I decide to crawl back into bed, leaving the light on. I cling to the T-shirt. If that tiny pest is still in the vicinity, the light will attract it, and then I shall swat it, and then finally I shall have a peaceful night’s rest. I wait, listen. A car goes by. The breeze rustles the leaves. How can I hear the buzz with all this racket? I get out of bed, close the window, get back into bed, and pick up my deadly weapon. Yes, now I can hear better; I am ready. The breeze won’t disturb me now. I listen. I wait. First, I lie on my back. I can scan the space in my room now. Eagle Eye, that’s me. I tune up both ears to 100 percent capacity. This is good. I was born ready for this adventurous game.

I feel my back growing stiff. Suddenly I am not comfortable on my back anymore. I need to turn. I’ll turn toward the light. The light should attract this pestering nuisance.
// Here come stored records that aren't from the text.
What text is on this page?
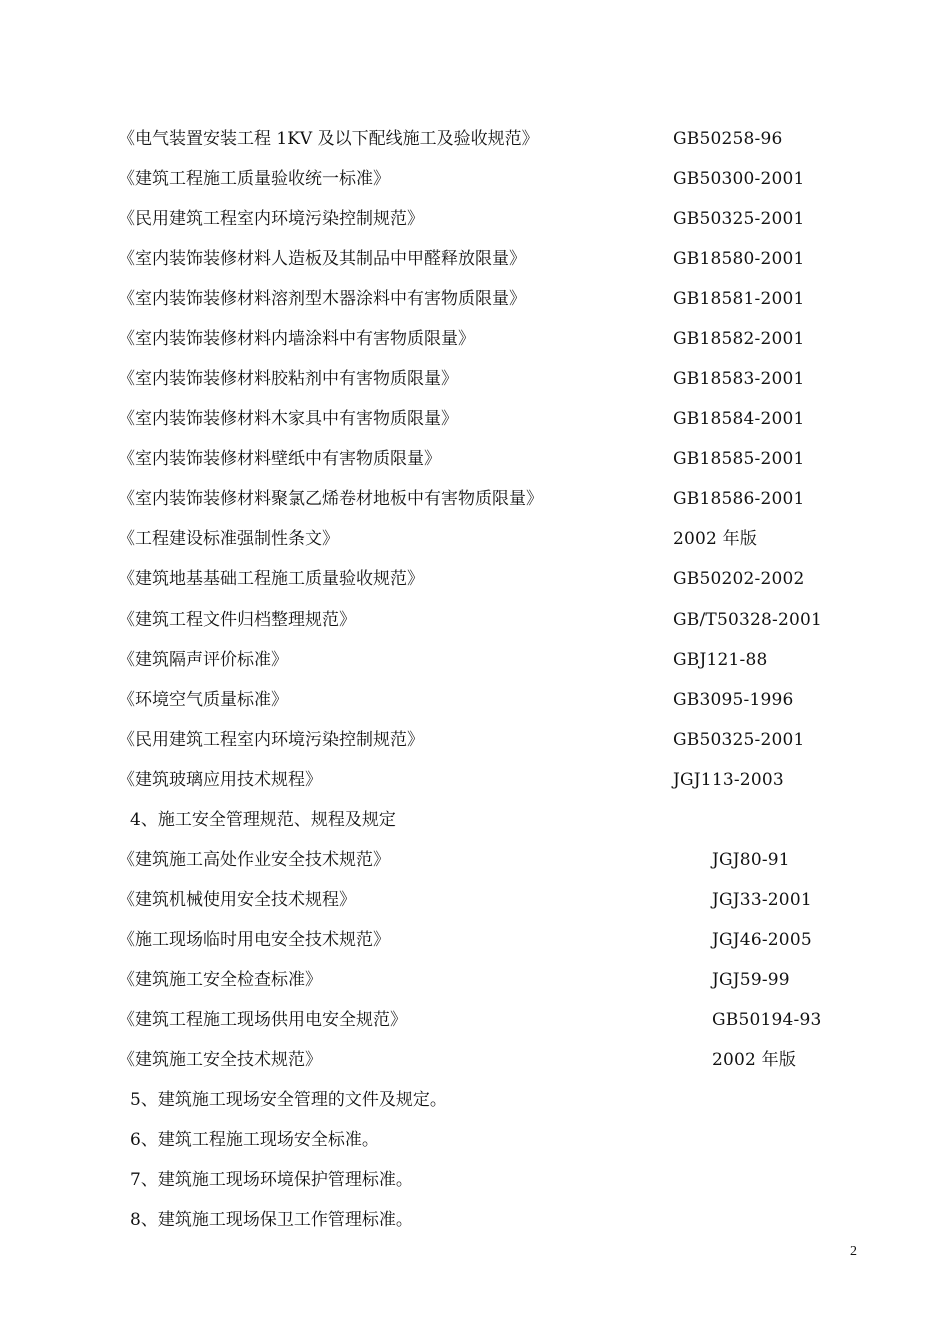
《电气装置安装工程 1KV 及以下配线施工及验收规范》	GB50258-96
《建筑工程施工质量验收统一标准》	GB50300-2001
《民用建筑工程室内环境污染控制规范》	GB50325-2001
《室内装饰装修材料人造板及其制品中甲醛释放限量》	GB18580-2001
《室内装饰装修材料溶剂型木器涂料中有害物质限量》	GB18581-2001
《室内装饰装修材料内墙涂料中有害物质限量》	GB18582-2001
《室内装饰装修材料胶粘剂中有害物质限量》	GB18583-2001
《室内装饰装修材料木家具中有害物质限量》	GB18584-2001
《室内装饰装修材料壁纸中有害物质限量》	GB18585-2001
《室内装饰装修材料聚氯乙烯卷材地板中有害物质限量》	GB18586-2001
《工程建设标准强制性条文》	2002 年版
《建筑地基基础工程施工质量验收规范》	GB50202-2002
《建筑工程文件归档整理规范》	GB/T50328-2001
《建筑隔声评价标准》	GBJ121-88
《环境空气质量标准》	GB3095-1996
《民用建筑工程室内环境污染控制规范》	GB50325-2001
《建筑玻璃应用技术规程》	JGJ113-2003
4、施工安全管理规范、规程及规定
《建筑施工高处作业安全技术规范》	JGJ80-91
《建筑机械使用安全技术规程》	JGJ33-2001
《施工现场临时用电安全技术规范》	JGJ46-2005
《建筑施工安全检查标准》	JGJ59-99
《建筑工程施工现场供用电安全规范》	GB50194-93
《建筑施工安全技术规范》	2002 年版
5、建筑施工现场安全管理的文件及规定。
6、建筑工程施工现场安全标准。
7、建筑施工现场环境保护管理标准。
8、建筑施工现场保卫工作管理标准。
2
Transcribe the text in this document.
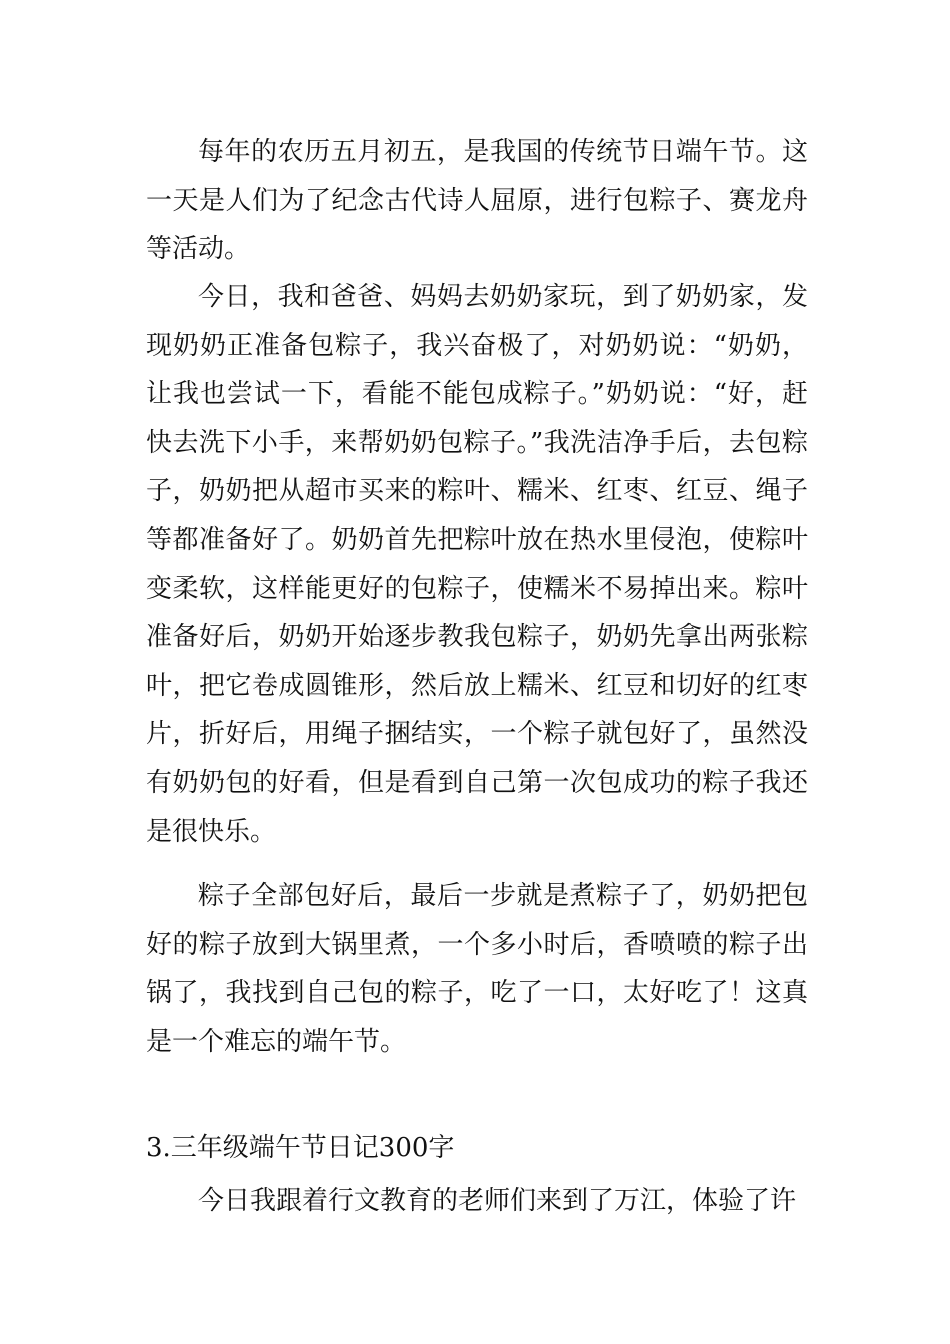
每年的农历五月初五，是我国的传统节日端午节。这一天是人们为了纪念古代诗人屈原，进行包粽子、赛龙舟等活动。

今日，我和爸爸、妈妈去奶奶家玩，到了奶奶家，发现奶奶正准备包粽子，我兴奋极了，对奶奶说：“奶奶，让我也尝试一下，看能不能包成粽子。”奶奶说：“好，赶快去洗下小手，来帮奶奶包粽子。”我洗洁净手后，去包粽子，奶奶把从超市买来的粽叶、糯米、红枣、红豆、绳子等都准备好了。奶奶首先把粽叶放在热水里侵泡，使粽叶变柔软，这样能更好的包粽子，使糯米不易掉出来。粽叶准备好后，奶奶开始逐步教我包粽子，奶奶先拿出两张粽叶，把它卷成圆锥形，然后放上糯米、红豆和切好的红枣片，折好后，用绳子捆结实，一个粽子就包好了，虽然没有奶奶包的好看，但是看到自己第一次包成功的粽子我还是很快乐。

粽子全部包好后，最后一步就是煮粽子了，奶奶把包好的粽子放到大锅里煮，一个多小时后，香喷喷的粽子出锅了，我找到自己包的粽子，吃了一口，太好吃了！这真是一个难忘的端午节。

3.三年级端午节日记300字

今日我跟着行文教育的老师们来到了万江，体验了许
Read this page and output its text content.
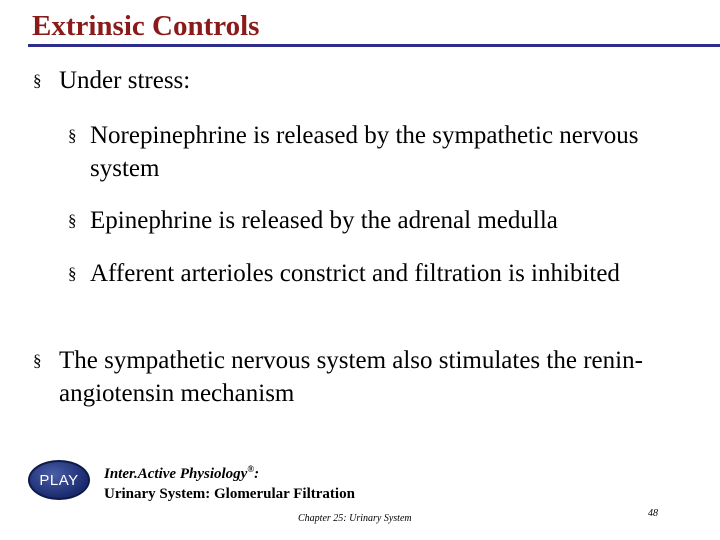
Extrinsic Controls
§ Under stress:
§ Norepinephrine is released by the sympathetic nervous system
§ Epinephrine is released by the adrenal medulla
§ Afferent arterioles constrict and filtration is inhibited
§ The sympathetic nervous system also stimulates the renin-angiotensin mechanism
PLAY Inter.Active Physiology®:
Urinary System: Glomerular Filtration
Chapter 25: Urinary System	48
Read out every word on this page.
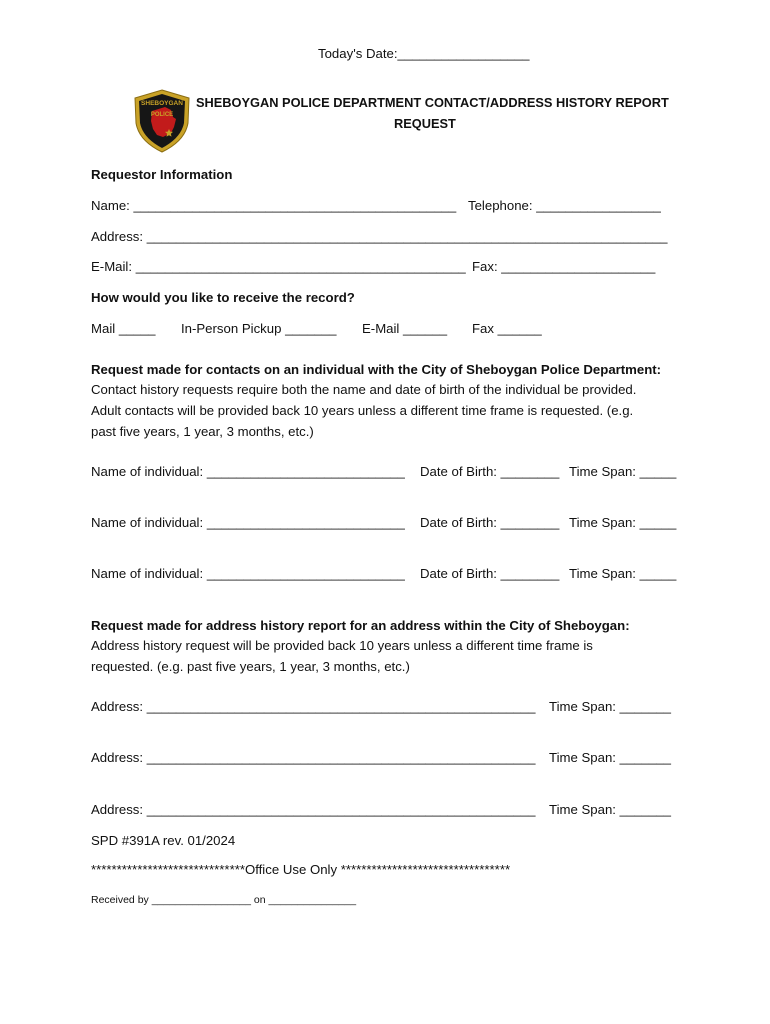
Today's Date:__________________
SHEBOYGAN
POLICE
SHEBOYGAN POLICE DEPARTMENT CONTACT/ADDRESS HISTORY REPORT
REQUEST
Requestor Information
Name: ____________________________________________ Telephone: _________________
Address: _______________________________________________________________________
E-Mail: _____________________________________________ Fax: _____________________
How would you like to receive the record?
Mail _____ In-Person Pickup _______ E-Mail ______ Fax ______
Request made for contacts on an individual with the City of Sheboygan Police Department:
Contact history requests require both the name and date of birth of the individual be provided.
Adult contacts will be provided back 10 years unless a different time frame is requested. (e.g.
past five years, 1 year, 3 months, etc.)
Name of individual: ___________________________ Date of Birth: ________ Time Span: _____
Name of individual: ___________________________ Date of Birth: ________ Time Span: _____
Name of individual: ___________________________ Date of Birth: ________ Time Span: _____
Request made for address history report for an address within the City of Sheboygan:
Address history request will be provided back 10 years unless a different time frame is
requested. (e.g. past five years, 1 year, 3 months, etc.)
Address: _____________________________________________________ Time Span: _______
Address: _____________________________________________________ Time Span: _______
Address: _____________________________________________________ Time Span: _______
SPD #391A rev. 01/2024
******************************Office Use Only *********************************
Received by _________________ on _______________
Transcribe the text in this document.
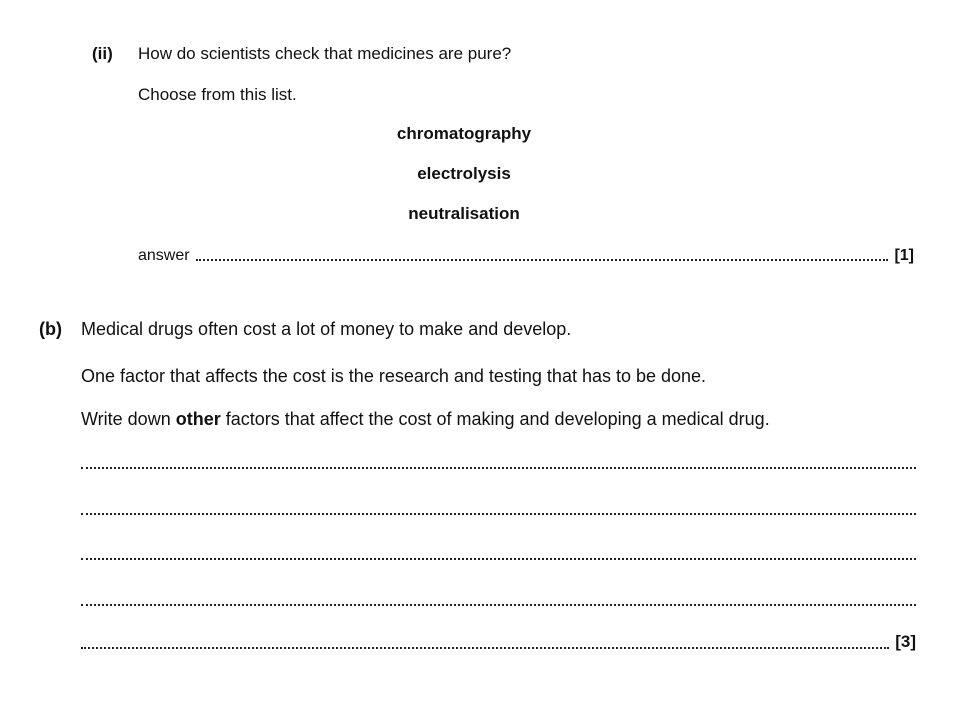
(ii) How do scientists check that medicines are pure?
Choose from this list.
chromatography
electrolysis
neutralisation
answer	[1]
(b) Medical drugs often cost a lot of money to make and develop.
One factor that affects the cost is the research and testing that has to be done.
Write down other factors that affect the cost of making and developing a medical drug.
[3]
All I really need to do is watch the space around the lamp. I wad up the T-shirt. New strategy. Good strategy. I’m ready and waiting. One swipe and this war will be over. That mosquito will never bother anyone ever again.

Then I see it, clinging to the wall like super glue, waiting for me to just smack it. On the count of three, I am going to kill it. One . . . two . . . THREE! SWAT! SWAP! SMACK! SWIPE! Ahhhhhh, at last!

Finally, I’ve put that little bug out of its misery—and out of mine. And I guess I’ll just clean it up (along with the broken lamp) in the morning.